Understanding consumers’ rights

Consumers are protected under the consumer rights act 2015. Over and above this they’re protected by the rights afforded them by credit card issuers/PSPs when purchasing through these services.

In general, PSPs will side with the consumer regarding a dispute and the onus will be on the merchant to prove they’ve complied with the contract of sale. ‘Soft Fraud’ – where a consumer claims they never received their goods, for example – is an ever-growing issue. You should consider the cost of this to your business and take added measures to prove the delivery of goods and services with robust audit trails.

Choosing the right payment system

When it comes to choosing the best online payment system for your business, it’s as much a commercial decision as it is a security question. Assuming you’re comfortable with the terms and conditions of the PSP and have carried out due diligence, there are some points to consider outside of the security aspect.

Knowing your customer and how they want to transact should be one of the primary deciding factors behind the PSP you go for. For example, do your customers require anonymity or the ability to register their card details once for multi-merchant purchases? It helps to ask the PSP directly about their demographic of users.

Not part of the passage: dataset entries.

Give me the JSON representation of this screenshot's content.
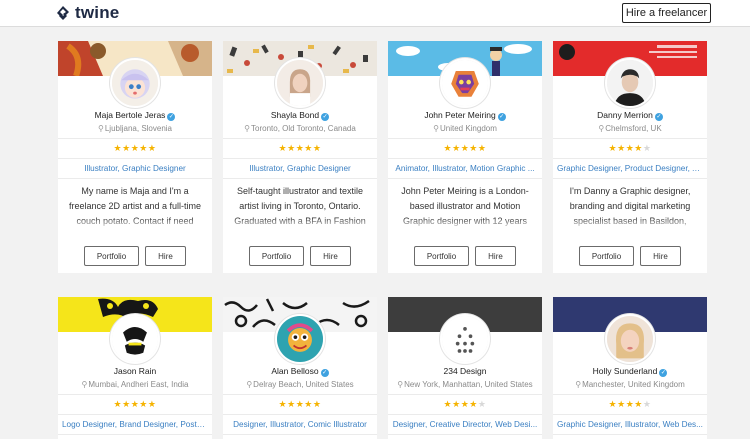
{
  "header": {
    "logo_text": "twine",
    "hire_button": "Hire a freelancer"
  },
  "labels": {
    "portfolio": "Portfolio",
    "hire": "Hire",
    "verified_mark": "✓",
    "pin": "⚲"
  },
  "cards": [
    {
      "name": "Maja Bertole Jeras",
      "location": "Ljubljana, Slovenia",
      "rating": 5,
      "skills": "Illustrator, Graphic Designer",
      "bio": "My name is Maja and I'm a freelance 2D artist and a full-time couch potato. Contact if need"
    },
    {
      "name": "Shayla Bond",
      "location": "Toronto, Old Toronto, Canada",
      "rating": 5,
      "skills": "Illustrator, Graphic Designer",
      "bio": "Self-taught illustrator and textile artist living in Toronto, Ontario. Graduated with a BFA in Fashion &"
    },
    {
      "name": "John Peter Meiring",
      "location": "United Kingdom",
      "rating": 5,
      "skills": "Animator, Illustrator, Motion Graphic ...",
      "bio": "John Peter Meiring is a London-based illustrator and Motion Graphic designer with 12 years"
    },
    {
      "name": "Danny Merrion",
      "location": "Chelmsford, UK",
      "rating": 4,
      "skills": "Graphic Designer, Product Designer, A...",
      "bio": "I'm Danny a Graphic designer, branding and digital marketing specialist based in Basildon, Essex."
    },
    {
      "name": "Jason Rain",
      "location": "Mumbai, Andheri East, India",
      "rating": 5,
      "skills": "Logo Designer, Brand Designer, Poster..."
    },
    {
      "name": "Alan Belloso",
      "location": "Delray Beach, United States",
      "rating": 5,
      "skills": "Designer, Illustrator, Comic Illustrator"
    },
    {
      "name": "234 Design",
      "location": "New York, Manhattan, United States",
      "rating": 4,
      "skills": "Designer, Creative Director, Web Desi..."
    },
    {
      "name": "Holly Sunderland",
      "location": "Manchester, United Kingdom",
      "rating": 4,
      "skills": "Graphic Designer, Illustrator, Web Des..."
    }
  ],
  "colors": {
    "accent_link": "#3a7fc2",
    "star": "#f5b301",
    "verified": "#3fa2e0",
    "page_bg": "#f2f2f2",
    "banner_danny": "#e32b2b",
    "banner_jason": "#f5e51a",
    "banner_234": "#3d3d3d",
    "banner_holly": "#2f3970"
  },
  "icons": {
    "logo": "twine-logo-icon",
    "verified": "verified-badge-icon",
    "location": "map-pin-icon",
    "star": "star-icon"
  }
}
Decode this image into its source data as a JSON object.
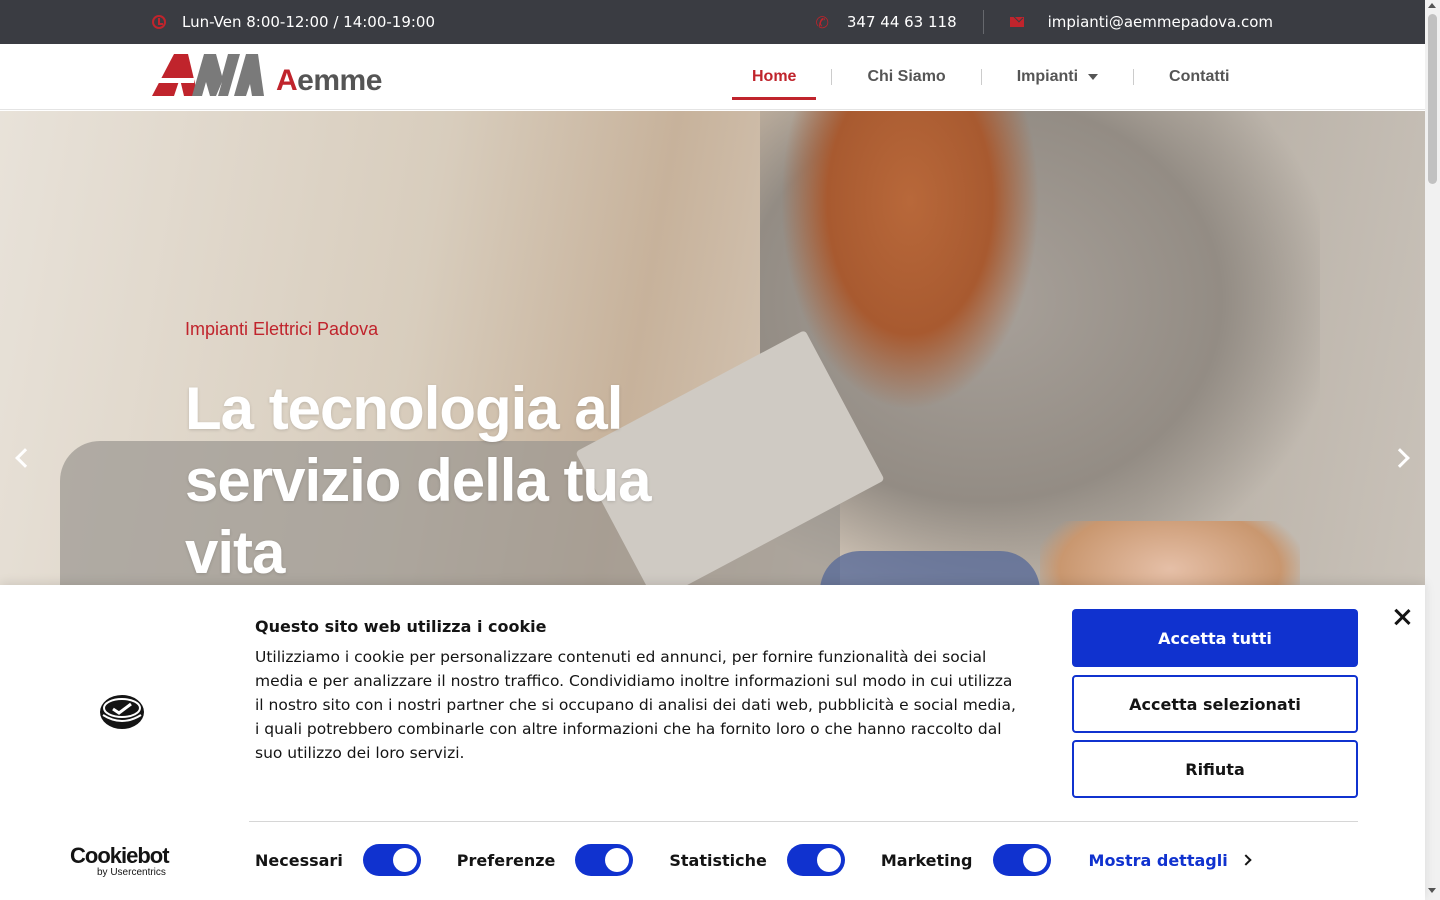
{
  "topbar": {
    "hours": "Lun-Ven 8:00-12:00 / 14:00-19:00",
    "phone": "347 44 63 118",
    "email": "impianti@aemmepadova.com"
  },
  "header": {
    "logo_a": "A",
    "logo_rest": "emme",
    "nav": [
      {
        "label": "Home",
        "active": true
      },
      {
        "label": "Chi Siamo"
      },
      {
        "label": "Impianti",
        "dropdown": true
      },
      {
        "label": "Contatti"
      }
    ]
  },
  "hero": {
    "subtitle": "Impianti Elettrici Padova",
    "title": "La tecnologia al servizio della tua vita"
  },
  "cookie": {
    "heading": "Questo sito web utilizza i cookie",
    "body": "Utilizziamo i cookie per personalizzare contenuti ed annunci, per fornire funzionalità dei social media e per analizzare il nostro traffico. Condividiamo inoltre informazioni sul modo in cui utilizza il nostro sito con i nostri partner che si occupano di analisi dei dati web, pubblicità e social media, i quali potrebbero combinarle con altre informazioni che ha fornito loro o che hanno raccolto dal suo utilizzo dei loro servizi.",
    "accept_all": "Accetta tutti",
    "accept_selected": "Accetta selezionati",
    "reject": "Rifiuta",
    "toggles": [
      {
        "label": "Necessari",
        "on": true
      },
      {
        "label": "Preferenze",
        "on": true
      },
      {
        "label": "Statistiche",
        "on": true
      },
      {
        "label": "Marketing",
        "on": true
      }
    ],
    "details": "Mostra dettagli",
    "brand": "Cookiebot",
    "brand_sub": "by Usercentrics"
  },
  "colors": {
    "accent": "#c0242c",
    "cookie_blue": "#1032cf",
    "topbar_bg": "#3a3c42"
  }
}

You may also want to consider the charges you’ll incur. Ask the PSP how they justify the fees they charge and what the bandings are in terms of assessing these charges. For example, you’ll need to know what percentage of each transaction they’ll take, which will be based on things like volume of transactions made and the likelihood of fraud. You should also try to find out what the abandonment rate is on transactions. This is where consumers decide not to proceed with the transaction during the process resulting in lost revenue.